Para a eficiência dos mecanismos econômicos na gestão dos recursos naturais ainda se impõe outras limitações. Godard (1997) indica que:

...esses mecanismos apreendem apenas uma parte dos recursos ou dos aspectos pertinentes decorrentes da gestão dos recursos; e a lógica implícita corresponde a um tempo econômico inadequado para fundamentar uma gestão prospectiva dos recursos em suas interações com as opções de desenvolvimento (GODARD, 1997, p. 222).

Ainda, a priorização da racionalidade econômica para imputar mudanças de comportamento deve ter sua efetividade questionada no meio rural, principalmente quando se considera o uso da água, que, em muitos casos, é regulado por delicados arranjos não econômicos de acesso e de uso cimentados por relações historicamente construídas e fortemente assimiladas pela população local (GALIZONI, 2005). É isso que mostra a tese de Galizoni (2005) desenvolvida em comunidades rurais no município de Bom Repouso no sul de Minas Gerais, localidade onde os direitos de propriedade da terra são claramente definidos.
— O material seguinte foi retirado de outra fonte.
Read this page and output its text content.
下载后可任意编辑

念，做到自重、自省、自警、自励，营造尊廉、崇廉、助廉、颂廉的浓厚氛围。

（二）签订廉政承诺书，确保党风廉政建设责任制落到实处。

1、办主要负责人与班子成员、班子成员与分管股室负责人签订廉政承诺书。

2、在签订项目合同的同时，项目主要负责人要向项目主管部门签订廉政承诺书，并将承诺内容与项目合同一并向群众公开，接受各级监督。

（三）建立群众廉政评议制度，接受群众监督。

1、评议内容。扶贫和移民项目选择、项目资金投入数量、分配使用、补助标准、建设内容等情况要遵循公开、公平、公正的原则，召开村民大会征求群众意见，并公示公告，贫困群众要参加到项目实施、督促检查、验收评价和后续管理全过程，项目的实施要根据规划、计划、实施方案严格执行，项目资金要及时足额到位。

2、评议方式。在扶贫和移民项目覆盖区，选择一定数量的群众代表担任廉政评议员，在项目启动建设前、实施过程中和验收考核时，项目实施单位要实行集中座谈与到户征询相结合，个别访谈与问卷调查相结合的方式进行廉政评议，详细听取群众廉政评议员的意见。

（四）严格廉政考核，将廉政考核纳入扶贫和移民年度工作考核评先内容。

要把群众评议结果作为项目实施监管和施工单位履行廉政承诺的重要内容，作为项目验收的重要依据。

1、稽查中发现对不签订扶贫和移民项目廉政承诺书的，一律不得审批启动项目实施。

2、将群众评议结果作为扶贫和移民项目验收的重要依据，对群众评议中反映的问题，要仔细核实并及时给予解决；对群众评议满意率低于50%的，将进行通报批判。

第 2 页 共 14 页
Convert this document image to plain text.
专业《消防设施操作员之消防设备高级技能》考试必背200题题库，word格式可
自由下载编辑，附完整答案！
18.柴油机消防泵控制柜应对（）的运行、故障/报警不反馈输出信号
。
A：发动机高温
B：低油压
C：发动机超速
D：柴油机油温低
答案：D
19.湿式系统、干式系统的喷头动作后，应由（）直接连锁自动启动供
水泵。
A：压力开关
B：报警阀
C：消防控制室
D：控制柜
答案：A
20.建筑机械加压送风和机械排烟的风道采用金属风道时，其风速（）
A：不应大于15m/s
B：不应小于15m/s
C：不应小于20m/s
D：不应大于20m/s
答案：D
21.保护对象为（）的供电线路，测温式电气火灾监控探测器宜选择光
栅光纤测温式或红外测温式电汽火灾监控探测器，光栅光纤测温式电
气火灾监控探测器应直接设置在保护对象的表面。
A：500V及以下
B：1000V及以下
Essa tese nos interessa, pois esse município está localizado a apenas 65 quilômetros do município de Extrema e bem próximo da região considerada crítica para a gestão dos recursos hídricos que é a área de contribuição dos reservatórios do Sistema Cantareira. A autora encontra nas comunidades estudadas que o acesso à água não está determinado pela propriedade da terra, o dono da propriedade rural não é dono da água, pelo contrário, a partilha é o imperativo social, todos que necessitem podem ter acesso às diferentes fontes de água. Os arranjos que estruturam o acesso à água estão assentados, principalmente, sobre relações de parentesco e de vizinhança, construídos e consolidados por relações de reciprocidade. Nestas comunidades, a população local tem a concepção de que a água é uma dádiva divina, o que determina uma marcada oposição à concepção de “produção de água”, ou seja, se ninguém influi na produção da água, ninguém pode mandar nela, nem vendê-la, portanto, a gestão é da comunidade e não do indivíduo (GALIZONI, 2005). Estas descobertas marcam o ponto diametralmente oposto ao qual se encontra as concepções propostas pelos projetos de PSA-Água e pelo Programa Produtor de Água da ANA.

De fato, os projetos de PSA-Água estudados ocorrem onde há o fenômeno da chegada de moradores provenientes de grandes cidades, característica do que Carneiro (2012) chama de “ruralidades contemporâneas”. Devido a essa característica, acredita-se que percepções mais utilitaristas e individualistas sobre o acesso à água ganhem espaço, mas que não chegam a suprimir as relações de reciprocidade e partilha tradicional. No entanto, o que se aponta é que a legislação que cria os projetos de PSA-Água em nenhum momento propõe identificar, entender ou reconhecer os arranjos locais de acesso e uso da água, que por sinal, devem estar mais próximos do que estabeleceu a PNRH, tratar a água como bem de domínio público. Ao contrário, os obscurecem e ainda pode promover a desarticulação destes arranjos com a transmissão de uma perspectiva privativa e individualista. Percebe-se assim, conforme Godard (1997), que o desenvolvimento da economia moderna apoiada sobre a expansão dos mecanismos econômicos e de mercado e das diferentes formas de administração pública, tem promovido à desarticulação e o desaparecimento de modos de gestão dos recursos naturais com base em enfoques comunitários chamados de “tradicionais”.

Por fim, para Ioris (2010), a lógica de mercado por detrás de PSA-Água é fundamentalmente baseada em uma relação utilitária entre as pessoas e a natureza, que ignora as capacidades das populações locais para apreciar o valor e proteger espontaneamente sua base ecológica. Avança dizendo que as mudanças na política para a conservação da água como a privatização utilitária e o estabelecimento dos princípios usuário-pagador e poluidor- pagador mostraram resultados desapontadores. Os instrumentos econômicos não serviram para melhorar a gestão dos recursos hídricos. A prioridade da racionalidade econômica para solucionar problemas da água somente perpetua um sistema de exploração ambiental e de exclusão social que historicamente caracteriza a gestão da água no Brasil (IORIS, 2010).